Saturday, November 23, 2013
The Rev Richard Haggis was my personal guide around Christ Church College and Oxford, and a splendid guide he was. He should hire himself out. A delicious moment at the great Hall at Christ Church was when I called to Richard's attention that we were cutting the long queue of the hoard of tourists, and he said quite naturally and spontaneously, "This is my place." Not the most inspirational moment, but delicious, and I cherish those small, delicious moments. Nor did I pay the entrance fee, since I was Richard's guest.
All quotes below are from Richard.
Autumn colors in the vine growing on the wall above a tunnel at Christ Church. The entire walk was lovely. The picture is not photo-shopped but shows the true color of the turning leaves.
"The tunnel is to contain an ancient brook which passes under Christ Church and various other parts of the city of Oxford, joining the canal, I believe, a little further north. It can be viewed, covered in this splendid creeper, from the walkway through the War Memorial Garden."

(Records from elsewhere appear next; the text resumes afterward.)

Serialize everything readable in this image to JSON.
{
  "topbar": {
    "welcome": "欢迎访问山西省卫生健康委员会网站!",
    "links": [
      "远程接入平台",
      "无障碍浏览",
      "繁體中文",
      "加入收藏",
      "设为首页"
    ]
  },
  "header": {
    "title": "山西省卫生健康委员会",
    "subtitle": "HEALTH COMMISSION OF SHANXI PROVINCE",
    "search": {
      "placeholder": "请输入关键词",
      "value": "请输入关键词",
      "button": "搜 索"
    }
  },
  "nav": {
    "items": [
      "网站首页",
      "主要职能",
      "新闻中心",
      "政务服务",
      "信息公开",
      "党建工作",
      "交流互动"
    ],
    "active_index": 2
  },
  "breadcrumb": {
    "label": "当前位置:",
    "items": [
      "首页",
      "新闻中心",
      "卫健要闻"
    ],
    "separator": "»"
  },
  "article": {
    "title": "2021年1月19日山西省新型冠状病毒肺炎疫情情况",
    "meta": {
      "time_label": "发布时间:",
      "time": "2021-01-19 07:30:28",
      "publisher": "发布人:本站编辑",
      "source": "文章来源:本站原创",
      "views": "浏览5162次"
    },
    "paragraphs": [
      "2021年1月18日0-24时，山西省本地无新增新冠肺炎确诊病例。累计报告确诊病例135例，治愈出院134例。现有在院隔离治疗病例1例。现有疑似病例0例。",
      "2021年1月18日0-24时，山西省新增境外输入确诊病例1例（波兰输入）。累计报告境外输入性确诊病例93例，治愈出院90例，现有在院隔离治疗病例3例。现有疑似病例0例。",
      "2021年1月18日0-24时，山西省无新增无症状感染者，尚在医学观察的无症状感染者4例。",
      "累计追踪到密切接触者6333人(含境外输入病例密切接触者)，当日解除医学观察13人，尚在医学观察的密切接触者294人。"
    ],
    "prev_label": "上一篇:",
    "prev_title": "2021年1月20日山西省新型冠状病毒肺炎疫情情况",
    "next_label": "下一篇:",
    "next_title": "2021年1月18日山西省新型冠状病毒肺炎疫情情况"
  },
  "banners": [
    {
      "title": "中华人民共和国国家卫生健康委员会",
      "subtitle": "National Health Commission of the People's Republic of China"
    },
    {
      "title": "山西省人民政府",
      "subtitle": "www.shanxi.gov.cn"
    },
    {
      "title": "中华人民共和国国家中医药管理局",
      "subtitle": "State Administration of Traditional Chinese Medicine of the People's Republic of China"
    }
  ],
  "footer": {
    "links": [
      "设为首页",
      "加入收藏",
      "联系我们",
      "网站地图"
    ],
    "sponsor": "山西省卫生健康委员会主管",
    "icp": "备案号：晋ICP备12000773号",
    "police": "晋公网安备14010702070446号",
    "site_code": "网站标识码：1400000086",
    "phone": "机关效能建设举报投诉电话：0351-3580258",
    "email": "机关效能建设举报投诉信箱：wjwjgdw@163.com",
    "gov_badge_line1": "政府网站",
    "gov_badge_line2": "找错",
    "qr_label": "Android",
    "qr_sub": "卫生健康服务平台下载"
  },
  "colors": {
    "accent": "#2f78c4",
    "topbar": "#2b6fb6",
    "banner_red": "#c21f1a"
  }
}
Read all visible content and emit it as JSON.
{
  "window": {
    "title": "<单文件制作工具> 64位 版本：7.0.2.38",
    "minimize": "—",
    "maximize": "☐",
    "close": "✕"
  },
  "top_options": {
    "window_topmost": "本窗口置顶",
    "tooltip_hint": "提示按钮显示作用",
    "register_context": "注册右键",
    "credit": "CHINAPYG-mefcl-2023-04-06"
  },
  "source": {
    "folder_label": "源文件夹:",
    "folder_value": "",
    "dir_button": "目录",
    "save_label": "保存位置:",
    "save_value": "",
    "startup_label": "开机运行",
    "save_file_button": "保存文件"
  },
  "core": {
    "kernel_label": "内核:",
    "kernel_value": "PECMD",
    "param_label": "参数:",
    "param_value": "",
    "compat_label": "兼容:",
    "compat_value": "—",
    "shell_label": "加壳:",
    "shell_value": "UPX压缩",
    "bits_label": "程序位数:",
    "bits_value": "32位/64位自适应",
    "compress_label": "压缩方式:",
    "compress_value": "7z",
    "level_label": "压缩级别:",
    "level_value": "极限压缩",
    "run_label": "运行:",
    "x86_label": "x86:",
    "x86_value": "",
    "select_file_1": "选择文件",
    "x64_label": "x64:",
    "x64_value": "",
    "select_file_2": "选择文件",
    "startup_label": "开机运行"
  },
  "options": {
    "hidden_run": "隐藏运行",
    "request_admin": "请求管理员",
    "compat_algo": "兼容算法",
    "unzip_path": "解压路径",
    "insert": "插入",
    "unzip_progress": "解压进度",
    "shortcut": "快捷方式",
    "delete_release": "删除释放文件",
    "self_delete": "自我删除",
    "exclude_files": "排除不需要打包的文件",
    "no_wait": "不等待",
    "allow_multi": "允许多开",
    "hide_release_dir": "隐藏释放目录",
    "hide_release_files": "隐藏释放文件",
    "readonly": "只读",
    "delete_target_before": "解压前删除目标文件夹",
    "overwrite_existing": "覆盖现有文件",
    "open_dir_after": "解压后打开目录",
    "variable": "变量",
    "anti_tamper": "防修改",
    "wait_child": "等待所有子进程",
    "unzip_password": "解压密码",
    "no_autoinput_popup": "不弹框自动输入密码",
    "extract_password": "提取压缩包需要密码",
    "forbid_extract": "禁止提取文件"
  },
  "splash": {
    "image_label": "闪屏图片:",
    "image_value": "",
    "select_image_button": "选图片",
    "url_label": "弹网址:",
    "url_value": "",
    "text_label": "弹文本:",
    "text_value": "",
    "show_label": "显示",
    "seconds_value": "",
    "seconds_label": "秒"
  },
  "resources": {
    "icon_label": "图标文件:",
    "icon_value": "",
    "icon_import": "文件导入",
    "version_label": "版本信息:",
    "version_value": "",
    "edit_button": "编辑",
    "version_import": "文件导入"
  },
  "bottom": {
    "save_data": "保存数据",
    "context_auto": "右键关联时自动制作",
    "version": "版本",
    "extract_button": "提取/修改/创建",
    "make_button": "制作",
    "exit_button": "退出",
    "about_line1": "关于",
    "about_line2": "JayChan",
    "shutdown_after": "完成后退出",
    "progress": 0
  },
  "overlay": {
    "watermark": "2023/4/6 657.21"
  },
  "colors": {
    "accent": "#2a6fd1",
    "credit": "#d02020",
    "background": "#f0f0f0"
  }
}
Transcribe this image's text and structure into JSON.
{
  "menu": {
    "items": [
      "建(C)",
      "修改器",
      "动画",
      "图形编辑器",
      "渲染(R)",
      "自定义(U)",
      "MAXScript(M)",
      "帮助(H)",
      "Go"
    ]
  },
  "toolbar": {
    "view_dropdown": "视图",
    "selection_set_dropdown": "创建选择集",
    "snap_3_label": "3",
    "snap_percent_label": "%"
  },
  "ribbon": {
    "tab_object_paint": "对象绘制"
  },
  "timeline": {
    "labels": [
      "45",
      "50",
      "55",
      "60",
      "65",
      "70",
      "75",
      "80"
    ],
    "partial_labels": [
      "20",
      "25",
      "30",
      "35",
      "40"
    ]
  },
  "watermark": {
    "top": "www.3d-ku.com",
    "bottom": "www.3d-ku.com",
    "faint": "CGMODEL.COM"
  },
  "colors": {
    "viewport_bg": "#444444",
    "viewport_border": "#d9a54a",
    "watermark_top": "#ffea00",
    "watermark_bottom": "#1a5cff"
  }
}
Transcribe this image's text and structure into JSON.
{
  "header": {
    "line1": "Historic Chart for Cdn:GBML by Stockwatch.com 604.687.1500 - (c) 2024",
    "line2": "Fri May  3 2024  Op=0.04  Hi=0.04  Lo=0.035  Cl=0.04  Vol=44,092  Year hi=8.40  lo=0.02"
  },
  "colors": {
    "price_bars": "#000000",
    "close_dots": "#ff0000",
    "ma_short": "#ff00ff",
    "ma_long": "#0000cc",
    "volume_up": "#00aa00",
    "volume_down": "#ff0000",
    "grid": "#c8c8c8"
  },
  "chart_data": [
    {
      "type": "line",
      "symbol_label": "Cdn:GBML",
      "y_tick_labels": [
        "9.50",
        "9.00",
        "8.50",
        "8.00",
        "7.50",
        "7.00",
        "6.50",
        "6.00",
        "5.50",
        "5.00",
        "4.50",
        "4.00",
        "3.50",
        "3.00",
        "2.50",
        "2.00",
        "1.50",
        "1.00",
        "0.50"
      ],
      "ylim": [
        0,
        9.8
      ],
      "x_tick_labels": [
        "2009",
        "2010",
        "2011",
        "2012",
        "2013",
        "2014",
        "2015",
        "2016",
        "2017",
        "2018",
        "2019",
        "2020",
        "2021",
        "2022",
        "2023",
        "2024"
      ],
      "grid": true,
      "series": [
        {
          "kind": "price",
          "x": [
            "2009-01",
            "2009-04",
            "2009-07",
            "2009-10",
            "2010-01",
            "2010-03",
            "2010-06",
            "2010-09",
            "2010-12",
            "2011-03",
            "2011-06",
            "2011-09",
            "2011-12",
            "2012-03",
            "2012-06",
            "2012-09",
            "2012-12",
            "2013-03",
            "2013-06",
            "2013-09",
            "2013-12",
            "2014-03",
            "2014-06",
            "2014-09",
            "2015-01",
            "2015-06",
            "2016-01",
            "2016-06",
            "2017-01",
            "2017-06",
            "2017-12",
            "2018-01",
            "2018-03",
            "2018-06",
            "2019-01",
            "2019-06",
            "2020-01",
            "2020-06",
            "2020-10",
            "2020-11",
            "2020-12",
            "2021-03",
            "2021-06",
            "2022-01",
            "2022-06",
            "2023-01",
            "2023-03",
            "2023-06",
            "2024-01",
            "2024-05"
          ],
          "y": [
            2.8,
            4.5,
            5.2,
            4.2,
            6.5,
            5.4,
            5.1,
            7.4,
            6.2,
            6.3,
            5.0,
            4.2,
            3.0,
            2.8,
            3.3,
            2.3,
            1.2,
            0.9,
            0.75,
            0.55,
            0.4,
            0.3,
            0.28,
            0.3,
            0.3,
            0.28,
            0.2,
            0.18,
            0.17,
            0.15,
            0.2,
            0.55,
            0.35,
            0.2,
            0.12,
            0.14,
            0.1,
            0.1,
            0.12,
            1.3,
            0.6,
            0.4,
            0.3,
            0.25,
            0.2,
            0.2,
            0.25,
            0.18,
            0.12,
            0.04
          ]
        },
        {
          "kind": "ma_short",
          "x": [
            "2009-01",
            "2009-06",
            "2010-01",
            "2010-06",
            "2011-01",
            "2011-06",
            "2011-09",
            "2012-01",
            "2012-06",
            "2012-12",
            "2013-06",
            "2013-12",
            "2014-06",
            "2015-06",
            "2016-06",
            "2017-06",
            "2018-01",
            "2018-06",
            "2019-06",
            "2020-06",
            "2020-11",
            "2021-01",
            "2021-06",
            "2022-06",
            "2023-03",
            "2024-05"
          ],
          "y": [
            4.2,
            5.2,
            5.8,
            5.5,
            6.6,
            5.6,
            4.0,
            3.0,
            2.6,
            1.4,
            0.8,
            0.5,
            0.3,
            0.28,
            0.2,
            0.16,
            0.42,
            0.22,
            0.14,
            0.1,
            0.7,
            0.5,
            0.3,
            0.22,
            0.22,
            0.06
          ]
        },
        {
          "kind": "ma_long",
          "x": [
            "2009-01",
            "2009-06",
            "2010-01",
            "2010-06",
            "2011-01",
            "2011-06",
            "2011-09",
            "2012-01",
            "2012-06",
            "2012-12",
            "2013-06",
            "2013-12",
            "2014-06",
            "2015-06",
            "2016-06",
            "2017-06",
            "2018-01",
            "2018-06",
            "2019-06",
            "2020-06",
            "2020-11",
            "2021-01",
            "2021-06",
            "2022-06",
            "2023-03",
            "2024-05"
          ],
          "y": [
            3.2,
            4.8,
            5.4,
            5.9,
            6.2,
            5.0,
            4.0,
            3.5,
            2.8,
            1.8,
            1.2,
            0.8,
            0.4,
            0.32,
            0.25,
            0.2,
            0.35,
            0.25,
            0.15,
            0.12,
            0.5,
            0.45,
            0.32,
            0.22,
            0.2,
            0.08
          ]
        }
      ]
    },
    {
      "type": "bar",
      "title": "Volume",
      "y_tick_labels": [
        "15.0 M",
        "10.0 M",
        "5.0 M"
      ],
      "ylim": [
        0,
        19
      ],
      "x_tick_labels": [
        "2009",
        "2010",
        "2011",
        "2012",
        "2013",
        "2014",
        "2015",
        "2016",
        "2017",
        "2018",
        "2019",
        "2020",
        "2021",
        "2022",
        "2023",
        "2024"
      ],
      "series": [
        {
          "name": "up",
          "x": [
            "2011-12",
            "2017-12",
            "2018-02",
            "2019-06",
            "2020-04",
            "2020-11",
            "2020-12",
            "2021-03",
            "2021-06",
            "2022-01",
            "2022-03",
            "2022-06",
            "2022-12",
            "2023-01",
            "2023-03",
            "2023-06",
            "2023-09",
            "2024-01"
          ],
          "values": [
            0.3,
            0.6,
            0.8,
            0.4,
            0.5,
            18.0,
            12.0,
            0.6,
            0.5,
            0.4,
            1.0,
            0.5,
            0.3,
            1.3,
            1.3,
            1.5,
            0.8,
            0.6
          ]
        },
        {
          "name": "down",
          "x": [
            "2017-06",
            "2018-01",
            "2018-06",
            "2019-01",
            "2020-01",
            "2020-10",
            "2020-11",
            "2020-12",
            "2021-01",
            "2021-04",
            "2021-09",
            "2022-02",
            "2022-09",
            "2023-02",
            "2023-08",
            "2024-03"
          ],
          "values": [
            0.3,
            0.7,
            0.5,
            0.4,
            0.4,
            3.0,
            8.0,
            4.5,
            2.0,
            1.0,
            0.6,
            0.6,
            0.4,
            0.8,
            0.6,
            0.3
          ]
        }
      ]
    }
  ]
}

The secret garden with the tiny fountain and a lovely weeping willow. The building in the background is the Faculty of Music and the Bate Collection of Musical Instruments.
"'Mercury, beckoning the tourists into Christ Church'. Mercury was initially male, but there was an incident with a firework, and he has been re-assigned. Like Jan Morris, the college's first 'old girl'."
Saturday, November 9, 2013
My friend Richard and I walked the path around the meadow at Christ Church while I was in Oxford.
The buildings of the college are far in the distance.
As sunset approached, but before Mr Sun disappeared over the horizon, he gave us the wonderful display of color against the dark clouds.
The different appearance of the sky in the various pictures makes it hard even for me to believe that the photos were taken on the same walk. In the center and to the right, the small brown speck is a deer.
A drainage canal beside the path around the meadow, which Richard said is, "...vitally needed because the land is immensely soggy, and otherwise the cows' hooves would rot.... It's a very damp place, Oxford."